テレビ東京で放送中の『赤い袖先』は9月26日の第18話で大きな転換点を迎えた。イ・ドクファが演じた英祖(ヨンジョ)が亡くなり、イ・ジュノが扮するイ・サンがいよいよ正式に即位したのだ。
ドラマは、英祖の服喪期間が終わり、立派な君主として政治に邁進しているイ・サンの様子が生き生きと描写されていた。そのイ・サンの姿を崇めながらソン・ドギムは自分の務めを忠実に果たしていた。
そんな彼女を見つめるイ・サンの眼差しは、愛情にあふれたものだった。世孫から国王に変わったとしても、彼の気持ちはまっすぐだった。いつまでも宮女であるソン・ドギムにあふれる愛情を素直に注いでいた。
その上で彼はソン・ドギムに側室になってほしいと願い出た。すぐに返答を求めることはしなかった。少し時間をかけてゆっくり考えてほしい、という姿勢であった。
本来、国王であれば寵愛する女性を側室にするのは容易なことだ。しかし、イ・サンは強制的な手段を取らなかった。あくまでも相手の女性の自立心を尊重する姿勢を見せたのだ。
『赤い袖先』というドラマはいつも、宮女の人生を優しい視点で描いている。宮女を決して王族たちに従属される存在ではなく、個性的なキャラクターとして扱っている。こういう見せ方は今までの時代劇にはなかった。従来は朝鮮王朝の制度の仕組みの中で時代劇が作られていって、宮女の個性が目立たない部分が多かった。

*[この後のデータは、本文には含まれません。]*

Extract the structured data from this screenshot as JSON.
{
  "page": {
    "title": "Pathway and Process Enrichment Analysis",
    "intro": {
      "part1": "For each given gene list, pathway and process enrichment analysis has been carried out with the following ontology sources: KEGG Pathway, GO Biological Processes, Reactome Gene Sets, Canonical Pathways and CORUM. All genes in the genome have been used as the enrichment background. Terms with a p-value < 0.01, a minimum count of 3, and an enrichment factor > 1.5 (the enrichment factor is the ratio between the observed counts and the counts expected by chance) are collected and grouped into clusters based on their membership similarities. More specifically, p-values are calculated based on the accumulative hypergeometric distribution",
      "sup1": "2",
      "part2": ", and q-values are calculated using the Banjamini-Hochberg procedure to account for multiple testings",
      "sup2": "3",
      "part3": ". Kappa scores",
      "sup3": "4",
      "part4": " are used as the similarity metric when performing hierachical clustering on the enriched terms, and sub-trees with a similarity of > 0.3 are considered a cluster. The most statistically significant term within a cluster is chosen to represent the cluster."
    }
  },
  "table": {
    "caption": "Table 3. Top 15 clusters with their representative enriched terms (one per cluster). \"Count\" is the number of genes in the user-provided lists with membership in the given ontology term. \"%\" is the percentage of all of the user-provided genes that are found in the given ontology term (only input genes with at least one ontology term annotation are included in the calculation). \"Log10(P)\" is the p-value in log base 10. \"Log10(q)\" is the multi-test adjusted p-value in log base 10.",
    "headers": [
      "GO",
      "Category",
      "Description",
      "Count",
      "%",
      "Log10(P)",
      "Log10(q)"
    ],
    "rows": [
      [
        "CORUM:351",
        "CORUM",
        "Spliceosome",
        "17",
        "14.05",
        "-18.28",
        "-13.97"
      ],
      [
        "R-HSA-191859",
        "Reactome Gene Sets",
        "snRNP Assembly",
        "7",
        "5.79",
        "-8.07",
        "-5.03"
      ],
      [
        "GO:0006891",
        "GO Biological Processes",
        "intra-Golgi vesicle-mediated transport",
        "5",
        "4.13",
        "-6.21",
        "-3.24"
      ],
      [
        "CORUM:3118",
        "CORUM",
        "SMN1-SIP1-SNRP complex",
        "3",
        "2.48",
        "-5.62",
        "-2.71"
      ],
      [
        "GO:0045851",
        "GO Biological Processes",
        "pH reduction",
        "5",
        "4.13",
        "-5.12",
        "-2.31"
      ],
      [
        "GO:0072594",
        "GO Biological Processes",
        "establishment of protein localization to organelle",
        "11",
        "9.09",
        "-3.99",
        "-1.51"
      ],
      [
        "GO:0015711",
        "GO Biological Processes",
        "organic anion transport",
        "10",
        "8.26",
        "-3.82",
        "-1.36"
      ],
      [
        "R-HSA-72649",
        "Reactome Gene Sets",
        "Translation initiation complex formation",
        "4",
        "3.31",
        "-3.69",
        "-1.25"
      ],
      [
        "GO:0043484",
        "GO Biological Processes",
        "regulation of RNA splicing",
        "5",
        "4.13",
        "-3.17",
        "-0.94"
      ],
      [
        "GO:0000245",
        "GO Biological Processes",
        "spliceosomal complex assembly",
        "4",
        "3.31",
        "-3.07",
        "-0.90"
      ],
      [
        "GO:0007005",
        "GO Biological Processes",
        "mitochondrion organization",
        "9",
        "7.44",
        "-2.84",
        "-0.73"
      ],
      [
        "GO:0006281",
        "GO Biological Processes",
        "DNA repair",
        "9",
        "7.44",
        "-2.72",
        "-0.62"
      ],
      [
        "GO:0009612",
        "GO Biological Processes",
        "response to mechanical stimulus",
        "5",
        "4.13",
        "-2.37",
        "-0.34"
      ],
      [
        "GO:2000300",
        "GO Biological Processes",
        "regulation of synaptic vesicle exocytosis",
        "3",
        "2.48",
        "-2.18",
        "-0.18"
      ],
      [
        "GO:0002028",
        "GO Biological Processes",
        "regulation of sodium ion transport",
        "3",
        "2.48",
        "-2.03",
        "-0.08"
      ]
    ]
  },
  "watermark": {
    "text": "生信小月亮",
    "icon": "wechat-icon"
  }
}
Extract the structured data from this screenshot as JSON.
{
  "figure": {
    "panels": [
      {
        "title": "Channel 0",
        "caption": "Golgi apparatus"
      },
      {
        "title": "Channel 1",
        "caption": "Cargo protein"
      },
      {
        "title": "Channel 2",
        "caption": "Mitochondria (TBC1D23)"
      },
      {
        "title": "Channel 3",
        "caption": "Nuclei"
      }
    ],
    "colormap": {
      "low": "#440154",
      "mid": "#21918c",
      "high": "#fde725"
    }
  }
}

しかし、『赤い袖先』の表現スタイルは違っていて、登場人物の個性を尊重していた。そして、ソン・ドギムこそが自分の人生を大切にする「自立した女性」として描かれており、国王がその人生を尊重していた。そういうドラマにおいて、国王を演じるイ・ジュノの表現力はどうであったか。
彼は感情の抑揚を押さえ気味にして、口元を引き締めて物事に対処していた。しかも、繊細な演技にもキラリと光るセンスを見せてくれた。そのおかけで、真摯な態度の国王の姿をドラマの中で存分に見ることができた。
今後の展開でイ・サンがソン・ドギムの自立性をどう受け止めるのか。そういうところも大いに注目される。